Bu tablo geçicidir elbet. Ancak kendiliğinden değişmesi de beklenmemeli. İşçi sınıfının bu cendereden kurtulmasının tek yolu devrimci sınıf bilincinin geliştirilmesidir. Bu, sermeyenin çok yönlü ablukası altındaki fabrikalarda işçilerin birleşerek örgütlenmesi ile mümkün olacaktır. İşçi sınıfının uluslararası birlik mücadele ve dayanışma günü 1 Mayıs, sınıfın yakıcı talepleri uğruna direniş bayrağını yükseltmenin sembolik ve tarihsel bir vesilesi olmalı. Sınıfın “kendiliğinden sınıf” olma cenderesini kırıp “kendisi için sınıf” konumuna geçiş süreci ideolojik-kültürel yozlaşmaya kaşı tek etkili panzehir olacaktır.
İşçi sınıfı elbette çaresiz değildir. Koronavirüs salgını, işçi sınıfının toplumlar için benzersiz rolünü bir kez daha gözler önüne serdi. Önemli olan sınıfın bilinçlenmesi, örgütlenmesi ve tarihsel rolünü oynayabilmesi için harekete geçmesidir. Bu yönde atılacak ilk temel adımlar fabrika komitelerinde, tabanda kenetlenmek ve fiili-meşru mücadeleyi örmektir. İşçi sınıfının gücü, sermaye rejiminin dayattığı karanlık ablukayı dağıtamaya yeter.
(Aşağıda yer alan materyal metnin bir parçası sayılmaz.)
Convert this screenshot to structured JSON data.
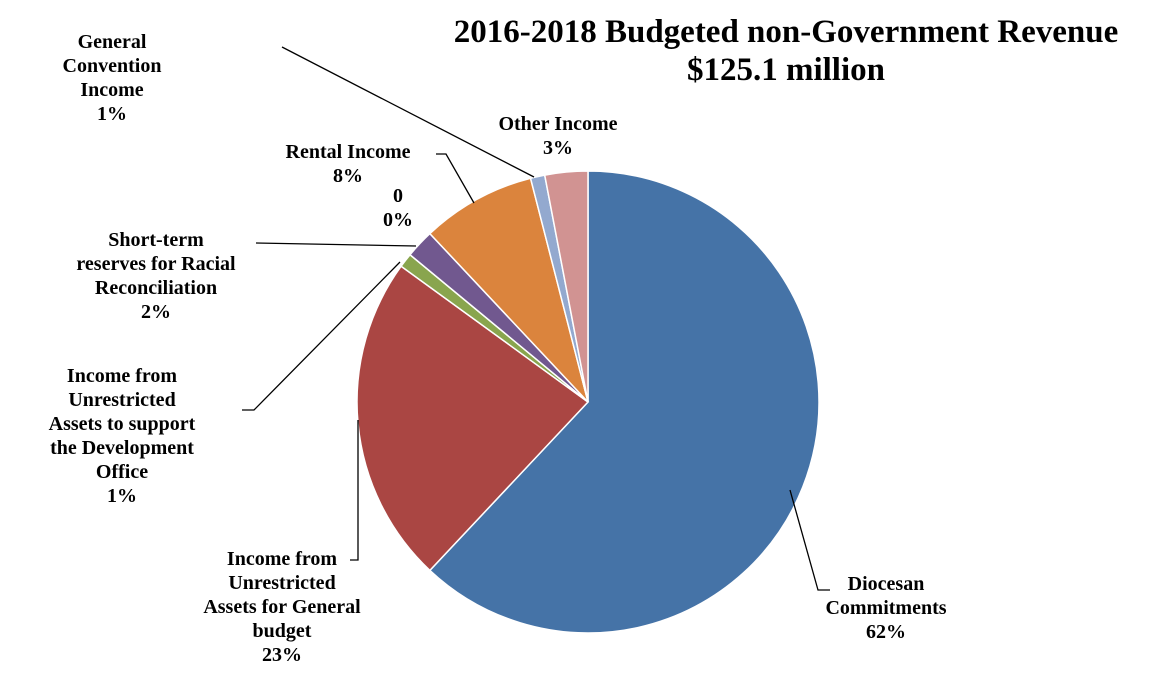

1 Mayıs'ın insanca bir yaşam ve çalışma koşulları için dalgalandırdığı mücadele bayrağı işçi sınıfına izlemesi gereken yolu gösteriyor. Bu nedenle 2020 1 Mayıs’ı, salgın günlerinde sınıfın yakıcı talepleri uğruna ayağa kalması için devrimci bir çağrı sayılmalıdır.